First implementation: many problems

I tried a first launch with a sample implementation of the algorithm. So far, with only 15 human users, it’s been a failure. Some problems come from the design of the site and others from algorithm choices, I’ll only describe the last ones.

The algorithm was set up with a pool size of 5 fragments, using multiplicative update (even after positive feedback), and never had to delete links (because of the low user count). In addition to the 15 users, the network included about 20 automatic submitters, all wired to RSS feeds from categories on reddit.com and lemonde.fr.

Interestingly, taste tracking was never criticized in itself and most users clearly felt the response to their negative or positive responses.

The most significant problem was in the algorithm for selecting new links. The chosen algorithm first tries to pick the user with the biggest number of common negative votes, if none match it tries to pick the user with the biggest number of common votes, if none match again, it picks the most active user (the one who submitted the biggest number of fragments).
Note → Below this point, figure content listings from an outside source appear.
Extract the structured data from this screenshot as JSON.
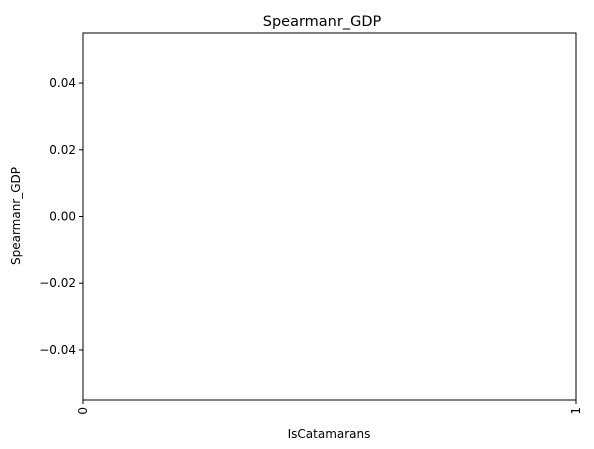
{
  "chart_data": {
    "type": "bar",
    "title": "Spearmanr_GDP",
    "xlabel": "IsCatamarans",
    "ylabel": "Spearmanr_GDP",
    "categories": [
      "0",
      "1"
    ],
    "series": [
      {
        "values": [
          0,
          0
        ]
      }
    ],
    "ylim": [
      -0.055,
      0.055
    ],
    "yticks": [
      -0.04,
      -0.02,
      0.0,
      0.02,
      0.04
    ],
    "ytick_labels": [
      "−0.04",
      "−0.02",
      "0.00",
      "0.02",
      "0.04"
    ],
    "xtick_labels": [
      "0",
      "1"
    ],
    "xtick_rotation": "vertical",
    "grid": false,
    "legend": "none"
  }
}
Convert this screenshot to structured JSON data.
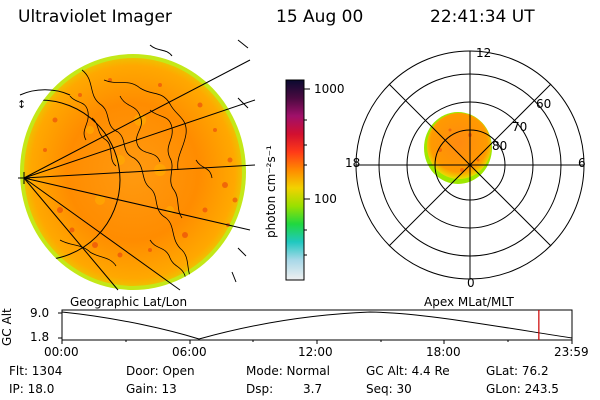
{
  "header": {
    "title": "Ultraviolet Imager",
    "date": "15 Aug 00",
    "time": "22:41:34 UT"
  },
  "colorbar": {
    "ticks": [
      "1000",
      "100"
    ],
    "unit_label": "photon cm⁻²s⁻¹",
    "stops": [
      "#0a0a30",
      "#4a0a40",
      "#a0106a",
      "#d21030",
      "#ff3a18",
      "#ff8a00",
      "#f2d200",
      "#9ae000",
      "#20d840",
      "#20c8c0",
      "#a8d8e8",
      "#f0f0f0"
    ]
  },
  "panels": {
    "left_label": "Geographic Lat/Lon",
    "right_label": "Apex MLat/MLT"
  },
  "polar": {
    "mlt_labels": {
      "top": "12",
      "left": "18",
      "right": "6",
      "bottom": "0"
    },
    "lat_labels": [
      "60",
      "70",
      "80"
    ]
  },
  "altitude_plot": {
    "axis_label": "GC Alt",
    "y_ticks": [
      "9.0",
      "1.8"
    ],
    "x_ticks": [
      "00:00",
      "06:00",
      "12:00",
      "18:00",
      "23:59"
    ],
    "current_fraction": 0.935,
    "marker_color": "#cc0000"
  },
  "info": {
    "flt": "Flt: 1304",
    "ip": "IP: 18.0",
    "door": "Door: Open",
    "gain": "Gain: 13",
    "mode": "Mode: Normal",
    "dsp_label": "Dsp:",
    "dsp_value": "3.7",
    "gc_alt": "GC Alt: 4.4 Re",
    "seq": "Seq: 30",
    "glat": "GLat: 76.2",
    "glon": "GLon: 243.5"
  }
}
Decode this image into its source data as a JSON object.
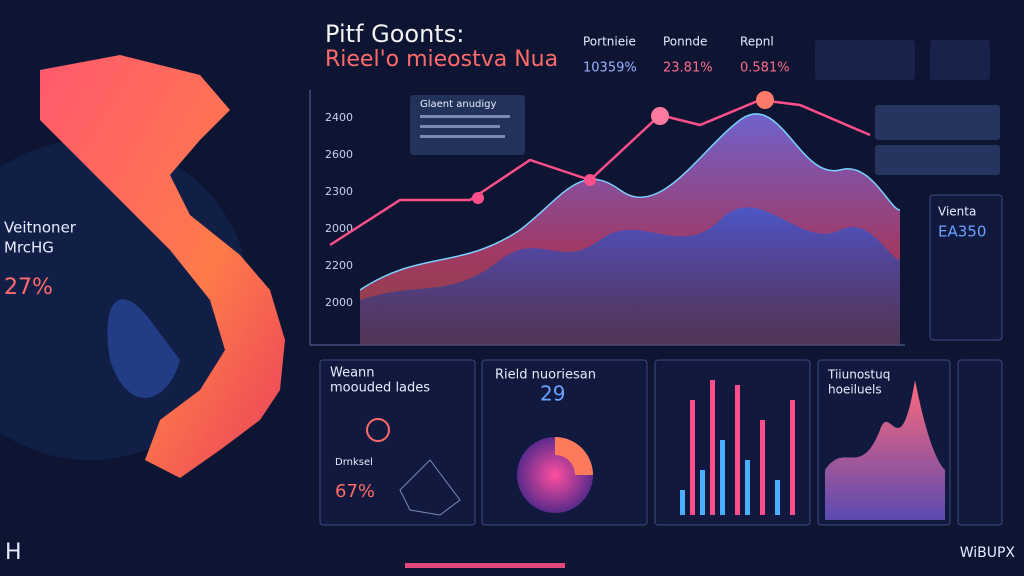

This strategy was used both when selecting new user after negative feedback and to avoid fragment starvation. Because of the small size of the network, and because of the last picking rule, all human users ended with a source link from the same automatic subscriber, regardless of their taste. Next iteration will remove this rule and allow starvation.

The second problem is in the selection of the fragment among the source pools, if sources have nearly no common fragments, the algorithm will simply pick all fragments from the best source one after another until all available fragments from this source are used, then pick the next best source, etc… Even if all sources are all initially good, this behavior is boring for human users, they prefer diversity. Moreover, this effect is increased when the sources are automatic subscribers from a single source, the users sees all fragments about one topic, then about another… The plan for the next iteration is to try a selection algorithm based on weighted random selection.

The third, and very human, problem is the pool size. When the linked fragment is long to read (or watch, sometimes it’s a link to a video), some users hesitate in their vote and want to read it later. They skip it and examine the next fragment in the pool. This effectively reduces the size of the pool, if they repeat this behavior too often, they end up being locked and forced to vote on at least one fragment, but voting on a single fragment does not “unlock” other undecided fragments on the pool. Because of this, the benefit of the vote seems too small compared to the effort of voting (It’s a lot like having a mailbox full of unread mail, except each time you read one you receive another one…). To prevent users from locking themselves in this frustrating situation, we will simply reduce the pool size to 1.